10. The method of claim 9 wherein said magnetized material is comprised of a magnetizable metal selected from the group consisting of iron, ferrite, low carbon steel, iron-silicon alloys, nickel-iron alloys and iron-cobalt alloys.

11. The method of claim 9 wherein said non-metallic material is selected from the group consisting of plastics, resins ceramics, bauxite, sand and glass.

12. The method of claim 9 wherein said proppant is comprised of a particulate material selected from the group consisting of sand, bauxite, ceramics, glass, plastics and resins.

13. The method of claim 9 wherein said proppant and magnetized material are placed in said fracture in the form of a mixture.

14. The method of claim 9 wherein said proppant is placed in said fracture first followed by said magnetized material.

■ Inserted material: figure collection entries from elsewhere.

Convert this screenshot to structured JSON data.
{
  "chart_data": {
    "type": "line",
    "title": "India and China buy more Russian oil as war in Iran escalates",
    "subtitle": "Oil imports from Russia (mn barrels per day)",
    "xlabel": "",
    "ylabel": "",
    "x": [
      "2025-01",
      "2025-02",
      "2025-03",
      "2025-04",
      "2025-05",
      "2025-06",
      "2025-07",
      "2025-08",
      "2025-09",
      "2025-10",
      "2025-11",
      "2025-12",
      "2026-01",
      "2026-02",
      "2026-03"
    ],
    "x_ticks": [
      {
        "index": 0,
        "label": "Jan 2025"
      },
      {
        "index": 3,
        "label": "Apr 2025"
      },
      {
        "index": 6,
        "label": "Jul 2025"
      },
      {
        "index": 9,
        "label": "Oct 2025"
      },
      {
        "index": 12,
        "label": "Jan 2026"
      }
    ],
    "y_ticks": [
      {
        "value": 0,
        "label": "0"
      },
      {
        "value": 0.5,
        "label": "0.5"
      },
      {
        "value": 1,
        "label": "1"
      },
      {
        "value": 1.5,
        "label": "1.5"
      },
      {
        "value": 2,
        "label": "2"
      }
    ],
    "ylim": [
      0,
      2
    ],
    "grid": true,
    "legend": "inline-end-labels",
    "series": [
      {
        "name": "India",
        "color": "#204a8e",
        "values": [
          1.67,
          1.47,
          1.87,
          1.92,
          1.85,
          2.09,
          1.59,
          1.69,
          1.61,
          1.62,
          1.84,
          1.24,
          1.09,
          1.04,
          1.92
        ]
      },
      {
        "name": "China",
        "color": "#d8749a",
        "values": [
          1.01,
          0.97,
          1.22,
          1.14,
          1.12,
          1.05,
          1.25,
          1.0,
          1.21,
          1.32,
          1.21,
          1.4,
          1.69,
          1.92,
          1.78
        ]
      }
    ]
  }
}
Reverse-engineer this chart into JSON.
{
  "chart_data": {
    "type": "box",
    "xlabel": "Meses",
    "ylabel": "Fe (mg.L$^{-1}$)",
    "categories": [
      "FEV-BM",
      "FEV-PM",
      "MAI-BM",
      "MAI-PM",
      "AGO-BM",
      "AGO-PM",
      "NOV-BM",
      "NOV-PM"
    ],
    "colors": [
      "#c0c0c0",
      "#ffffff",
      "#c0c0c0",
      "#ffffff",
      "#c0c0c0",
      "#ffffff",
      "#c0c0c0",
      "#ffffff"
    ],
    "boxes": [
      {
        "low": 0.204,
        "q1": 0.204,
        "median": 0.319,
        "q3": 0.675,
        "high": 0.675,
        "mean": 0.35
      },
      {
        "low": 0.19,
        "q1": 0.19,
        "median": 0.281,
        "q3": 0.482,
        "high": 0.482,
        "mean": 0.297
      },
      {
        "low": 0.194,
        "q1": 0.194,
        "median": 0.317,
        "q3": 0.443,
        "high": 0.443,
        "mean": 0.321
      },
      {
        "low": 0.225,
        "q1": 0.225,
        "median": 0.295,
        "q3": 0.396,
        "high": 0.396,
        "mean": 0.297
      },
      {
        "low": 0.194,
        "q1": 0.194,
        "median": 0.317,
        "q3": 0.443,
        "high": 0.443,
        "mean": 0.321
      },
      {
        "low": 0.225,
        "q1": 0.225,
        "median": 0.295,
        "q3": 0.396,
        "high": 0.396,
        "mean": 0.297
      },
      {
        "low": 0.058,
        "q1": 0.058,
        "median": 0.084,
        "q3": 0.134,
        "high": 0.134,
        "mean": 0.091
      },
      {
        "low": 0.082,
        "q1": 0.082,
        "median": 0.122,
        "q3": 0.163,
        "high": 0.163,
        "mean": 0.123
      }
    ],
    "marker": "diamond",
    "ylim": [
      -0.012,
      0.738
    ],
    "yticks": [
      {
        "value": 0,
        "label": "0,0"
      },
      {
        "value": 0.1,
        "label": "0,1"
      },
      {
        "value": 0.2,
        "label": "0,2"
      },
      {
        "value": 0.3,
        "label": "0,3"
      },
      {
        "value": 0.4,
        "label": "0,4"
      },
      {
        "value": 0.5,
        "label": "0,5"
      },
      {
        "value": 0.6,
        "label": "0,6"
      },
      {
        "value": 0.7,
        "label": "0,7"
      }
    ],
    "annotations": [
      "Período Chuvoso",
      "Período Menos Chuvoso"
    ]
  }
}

15. An improved method of propping a fracture and preventing undesired particulate flow through a fracture in a subterranean formation comprising:

introducing particles of non-metallic carrier material having associated therewith a magnetizable metal into a fracture in a subterranean formation; and

magnetizing said magnetizable metal whereby the particles of non-metallic carrier material associated therewith form clusters by attraction of said magnetized metal in said fracture to facilitate prevention of particulate flow through said fracture.

16. The method of claim 15 wherein said magnetizable metal is selected from the group consisting of iron, ferrite, low carbon steel, iron-silicon alloys, nickel-iron alloys and iron-cobalt alloys.

17. The method of claim 15 wherein said magnetizable metal is embedded in or coated on said non-metallic carrier.